The International Composers Festival is a regular event held on the south coast of England, comprising a series of concerts, lectures and networking opportunities, created with the purpose to promote and showcase classical music that is tuneful, universally appealing and created solely by living composers attending the concerts.

The repertoire encompasses works especially selected from submissions from all over the world and includes big orchestral compositions, film scores, computer gaming music, television themes, chamber music and dance music usually performed in six concerts over a long weekend.

==History==
The festival was founded in 2012 by composer, concert pianist and artistic director Polo Piatti and the festival patrons are composers Nigel Hess and Debbie Wiseman OBE.

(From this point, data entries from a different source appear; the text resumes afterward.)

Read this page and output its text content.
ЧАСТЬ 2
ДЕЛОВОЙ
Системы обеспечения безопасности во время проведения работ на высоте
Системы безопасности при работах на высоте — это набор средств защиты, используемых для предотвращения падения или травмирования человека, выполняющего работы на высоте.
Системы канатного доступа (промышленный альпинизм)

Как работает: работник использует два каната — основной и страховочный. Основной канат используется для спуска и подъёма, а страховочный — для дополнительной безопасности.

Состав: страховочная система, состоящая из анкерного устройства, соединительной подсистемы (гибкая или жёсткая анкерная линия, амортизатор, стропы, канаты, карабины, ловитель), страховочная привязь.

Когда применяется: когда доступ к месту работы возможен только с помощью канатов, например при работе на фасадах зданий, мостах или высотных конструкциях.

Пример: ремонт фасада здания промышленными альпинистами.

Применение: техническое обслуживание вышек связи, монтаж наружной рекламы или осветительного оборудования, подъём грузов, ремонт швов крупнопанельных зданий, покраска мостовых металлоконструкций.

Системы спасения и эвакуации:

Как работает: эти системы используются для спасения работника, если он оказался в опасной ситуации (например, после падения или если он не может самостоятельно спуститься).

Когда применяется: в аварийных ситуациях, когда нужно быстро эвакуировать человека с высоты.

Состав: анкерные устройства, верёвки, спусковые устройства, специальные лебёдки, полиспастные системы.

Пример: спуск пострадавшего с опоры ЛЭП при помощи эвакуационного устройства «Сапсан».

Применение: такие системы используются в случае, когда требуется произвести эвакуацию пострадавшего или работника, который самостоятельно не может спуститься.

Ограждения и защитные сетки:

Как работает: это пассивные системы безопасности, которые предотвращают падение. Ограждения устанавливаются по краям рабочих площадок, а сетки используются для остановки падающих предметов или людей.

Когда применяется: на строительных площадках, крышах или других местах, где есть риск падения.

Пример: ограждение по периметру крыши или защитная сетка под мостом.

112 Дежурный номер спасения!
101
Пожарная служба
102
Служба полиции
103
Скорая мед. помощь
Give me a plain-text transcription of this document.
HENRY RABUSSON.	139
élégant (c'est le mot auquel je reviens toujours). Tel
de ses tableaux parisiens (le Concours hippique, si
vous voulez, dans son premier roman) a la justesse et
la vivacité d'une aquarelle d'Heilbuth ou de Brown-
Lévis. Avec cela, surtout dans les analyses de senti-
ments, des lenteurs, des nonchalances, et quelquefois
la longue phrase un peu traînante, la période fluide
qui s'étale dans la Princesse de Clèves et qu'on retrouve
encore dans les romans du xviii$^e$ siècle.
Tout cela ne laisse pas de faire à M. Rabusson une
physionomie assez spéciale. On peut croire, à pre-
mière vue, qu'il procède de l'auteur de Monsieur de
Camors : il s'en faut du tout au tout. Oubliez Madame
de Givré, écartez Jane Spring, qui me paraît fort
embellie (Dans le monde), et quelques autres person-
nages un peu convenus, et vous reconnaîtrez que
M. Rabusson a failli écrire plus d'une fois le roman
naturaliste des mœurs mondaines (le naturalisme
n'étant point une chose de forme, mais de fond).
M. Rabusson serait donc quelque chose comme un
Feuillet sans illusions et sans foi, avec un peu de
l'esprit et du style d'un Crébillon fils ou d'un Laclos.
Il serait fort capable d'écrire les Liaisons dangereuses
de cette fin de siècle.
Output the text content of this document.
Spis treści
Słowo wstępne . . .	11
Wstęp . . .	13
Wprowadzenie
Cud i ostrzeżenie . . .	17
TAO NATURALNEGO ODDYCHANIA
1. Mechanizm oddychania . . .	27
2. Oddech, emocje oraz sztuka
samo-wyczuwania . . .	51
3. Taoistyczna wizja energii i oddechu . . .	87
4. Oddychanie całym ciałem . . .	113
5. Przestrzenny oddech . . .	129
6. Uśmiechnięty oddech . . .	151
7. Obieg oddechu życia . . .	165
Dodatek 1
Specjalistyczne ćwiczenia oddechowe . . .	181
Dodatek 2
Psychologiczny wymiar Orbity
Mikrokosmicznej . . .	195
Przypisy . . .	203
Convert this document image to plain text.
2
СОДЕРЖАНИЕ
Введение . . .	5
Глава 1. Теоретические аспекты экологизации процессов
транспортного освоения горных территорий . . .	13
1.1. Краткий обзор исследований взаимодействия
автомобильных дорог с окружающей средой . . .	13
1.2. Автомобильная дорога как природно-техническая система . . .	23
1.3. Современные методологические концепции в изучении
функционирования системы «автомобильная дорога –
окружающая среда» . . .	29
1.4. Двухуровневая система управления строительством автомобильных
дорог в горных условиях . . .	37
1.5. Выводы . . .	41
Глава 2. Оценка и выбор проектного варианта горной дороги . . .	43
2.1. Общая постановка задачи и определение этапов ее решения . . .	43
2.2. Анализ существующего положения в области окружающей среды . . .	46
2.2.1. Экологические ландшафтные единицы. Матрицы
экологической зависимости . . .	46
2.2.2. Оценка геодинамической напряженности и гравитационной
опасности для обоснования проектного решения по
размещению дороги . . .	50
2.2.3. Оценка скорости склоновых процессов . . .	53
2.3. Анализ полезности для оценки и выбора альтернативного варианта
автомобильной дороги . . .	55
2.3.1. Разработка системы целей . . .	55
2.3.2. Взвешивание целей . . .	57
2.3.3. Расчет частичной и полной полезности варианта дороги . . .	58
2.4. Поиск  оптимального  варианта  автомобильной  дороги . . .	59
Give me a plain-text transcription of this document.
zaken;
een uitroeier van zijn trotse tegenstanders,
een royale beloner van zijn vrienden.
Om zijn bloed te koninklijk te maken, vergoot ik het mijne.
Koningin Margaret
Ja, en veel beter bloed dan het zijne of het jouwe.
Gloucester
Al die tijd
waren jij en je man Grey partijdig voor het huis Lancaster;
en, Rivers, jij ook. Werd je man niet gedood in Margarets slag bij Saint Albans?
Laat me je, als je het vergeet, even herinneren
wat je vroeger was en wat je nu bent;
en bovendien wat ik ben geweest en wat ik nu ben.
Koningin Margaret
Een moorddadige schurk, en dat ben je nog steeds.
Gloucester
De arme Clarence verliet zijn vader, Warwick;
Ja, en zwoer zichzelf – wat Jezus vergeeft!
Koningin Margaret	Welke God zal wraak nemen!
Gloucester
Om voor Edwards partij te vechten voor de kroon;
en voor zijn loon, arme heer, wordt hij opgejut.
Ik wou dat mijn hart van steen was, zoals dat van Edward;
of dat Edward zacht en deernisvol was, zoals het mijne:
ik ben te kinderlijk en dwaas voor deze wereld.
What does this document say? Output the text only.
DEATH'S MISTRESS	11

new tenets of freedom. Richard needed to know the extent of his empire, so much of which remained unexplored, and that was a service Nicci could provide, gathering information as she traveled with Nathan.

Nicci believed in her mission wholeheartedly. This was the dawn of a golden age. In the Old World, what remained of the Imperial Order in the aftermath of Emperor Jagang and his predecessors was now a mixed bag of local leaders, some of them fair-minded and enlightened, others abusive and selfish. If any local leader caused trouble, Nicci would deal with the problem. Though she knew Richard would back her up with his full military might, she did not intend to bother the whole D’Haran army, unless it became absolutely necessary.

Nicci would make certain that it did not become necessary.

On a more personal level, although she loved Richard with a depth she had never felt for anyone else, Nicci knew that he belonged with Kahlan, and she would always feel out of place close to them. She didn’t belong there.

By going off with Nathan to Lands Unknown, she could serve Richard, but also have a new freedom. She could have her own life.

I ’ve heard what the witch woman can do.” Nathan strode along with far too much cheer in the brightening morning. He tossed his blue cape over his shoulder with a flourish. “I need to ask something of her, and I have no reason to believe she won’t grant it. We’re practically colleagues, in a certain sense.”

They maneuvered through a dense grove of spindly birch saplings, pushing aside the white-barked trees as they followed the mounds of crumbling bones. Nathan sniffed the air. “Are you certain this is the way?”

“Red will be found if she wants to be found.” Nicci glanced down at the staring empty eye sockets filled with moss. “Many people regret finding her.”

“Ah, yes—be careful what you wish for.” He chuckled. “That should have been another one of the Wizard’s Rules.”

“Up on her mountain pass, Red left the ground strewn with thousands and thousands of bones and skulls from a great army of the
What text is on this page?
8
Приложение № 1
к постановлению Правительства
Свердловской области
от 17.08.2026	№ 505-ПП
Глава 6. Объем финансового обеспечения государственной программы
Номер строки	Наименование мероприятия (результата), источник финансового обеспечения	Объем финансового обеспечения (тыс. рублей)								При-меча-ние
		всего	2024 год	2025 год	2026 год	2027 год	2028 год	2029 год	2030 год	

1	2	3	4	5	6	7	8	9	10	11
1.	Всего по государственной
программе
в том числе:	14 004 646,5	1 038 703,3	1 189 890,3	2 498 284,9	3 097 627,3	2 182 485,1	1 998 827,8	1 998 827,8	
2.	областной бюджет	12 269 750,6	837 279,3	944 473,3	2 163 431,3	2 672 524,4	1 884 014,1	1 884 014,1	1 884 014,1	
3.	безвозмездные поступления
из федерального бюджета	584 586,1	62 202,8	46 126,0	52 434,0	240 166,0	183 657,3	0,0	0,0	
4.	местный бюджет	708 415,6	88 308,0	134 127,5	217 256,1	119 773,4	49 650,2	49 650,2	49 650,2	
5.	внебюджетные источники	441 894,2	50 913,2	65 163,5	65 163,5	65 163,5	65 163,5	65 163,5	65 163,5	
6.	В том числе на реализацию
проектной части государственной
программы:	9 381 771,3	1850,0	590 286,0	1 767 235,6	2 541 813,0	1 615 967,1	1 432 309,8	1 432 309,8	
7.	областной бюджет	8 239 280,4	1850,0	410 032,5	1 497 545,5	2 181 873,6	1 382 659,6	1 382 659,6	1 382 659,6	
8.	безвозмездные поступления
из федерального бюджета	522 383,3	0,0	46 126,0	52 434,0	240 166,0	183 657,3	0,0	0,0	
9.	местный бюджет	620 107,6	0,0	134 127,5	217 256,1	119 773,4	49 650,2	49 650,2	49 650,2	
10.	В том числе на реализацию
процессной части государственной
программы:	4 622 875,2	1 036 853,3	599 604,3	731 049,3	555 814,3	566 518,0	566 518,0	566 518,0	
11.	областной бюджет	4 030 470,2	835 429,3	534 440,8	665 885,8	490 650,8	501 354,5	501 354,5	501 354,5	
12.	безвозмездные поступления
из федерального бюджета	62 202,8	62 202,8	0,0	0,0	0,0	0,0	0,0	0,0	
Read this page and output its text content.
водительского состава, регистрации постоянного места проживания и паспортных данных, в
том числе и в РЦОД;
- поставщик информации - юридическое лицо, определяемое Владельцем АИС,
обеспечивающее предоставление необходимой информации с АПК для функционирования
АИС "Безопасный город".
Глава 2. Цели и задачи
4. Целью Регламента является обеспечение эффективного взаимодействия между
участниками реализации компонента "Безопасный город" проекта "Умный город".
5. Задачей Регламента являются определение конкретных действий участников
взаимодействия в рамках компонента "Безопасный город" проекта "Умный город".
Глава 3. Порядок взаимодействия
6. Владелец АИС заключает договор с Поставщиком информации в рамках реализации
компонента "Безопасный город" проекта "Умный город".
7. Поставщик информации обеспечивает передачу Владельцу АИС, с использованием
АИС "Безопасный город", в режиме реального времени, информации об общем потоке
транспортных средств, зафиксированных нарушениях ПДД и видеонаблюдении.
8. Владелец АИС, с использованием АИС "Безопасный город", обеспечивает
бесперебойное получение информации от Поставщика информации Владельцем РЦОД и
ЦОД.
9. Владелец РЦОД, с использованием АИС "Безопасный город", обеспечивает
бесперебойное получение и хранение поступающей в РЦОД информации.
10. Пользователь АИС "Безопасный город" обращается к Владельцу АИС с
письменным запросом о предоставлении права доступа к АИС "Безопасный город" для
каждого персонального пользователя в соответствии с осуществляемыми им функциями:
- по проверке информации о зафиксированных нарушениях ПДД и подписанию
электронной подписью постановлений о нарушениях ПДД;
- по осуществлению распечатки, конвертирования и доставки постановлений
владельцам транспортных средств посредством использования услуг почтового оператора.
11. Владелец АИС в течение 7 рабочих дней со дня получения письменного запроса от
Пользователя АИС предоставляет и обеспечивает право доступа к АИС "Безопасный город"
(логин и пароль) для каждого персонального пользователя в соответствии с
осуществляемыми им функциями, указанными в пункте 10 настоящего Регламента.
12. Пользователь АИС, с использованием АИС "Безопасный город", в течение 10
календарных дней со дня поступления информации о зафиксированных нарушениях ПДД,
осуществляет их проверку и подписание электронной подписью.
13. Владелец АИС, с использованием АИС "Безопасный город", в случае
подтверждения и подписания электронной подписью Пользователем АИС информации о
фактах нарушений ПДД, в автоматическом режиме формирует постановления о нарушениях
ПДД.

The first festival took place on 24-25 August 2012 and subsequent festivals took place in 2013, 2015, 2018 and 2022, always in Hastings and Bexhill-on-Sea, East Sussex, UK.

A strong element in the festival is the opportunity for composers from different parts of the world to come together and network with colleagues and organisations in the United Kingdom. Principal festival conductors have included Stephen Ellery (Wales), Derek Carden (UK), Irish Endo (Japan) and John Andrews (UK) and composers in residence have included Simon Proctor, Nobuya Monta, Ash Madni. The current composer in residence is Paul Lewis and youth ambassador is Oliver Poole.

==2018 Festival==
In addition to the Composers in residence, the 2018 festival included;
- Antonio D'Antò - Italy
- Matthew Curtis - United Kingdom
- Sergio Puccini
- Carlos Salomon
- Dominik Scherrer

==2022 Festival==
In 2022, the festival received 3,650 entries and offered five public events running from 20 to 22 May; performers included Tim Crawford (violin), Ting-Ru-Lai (viola), Tim Posner (cello) and Sam Armstrong (piano).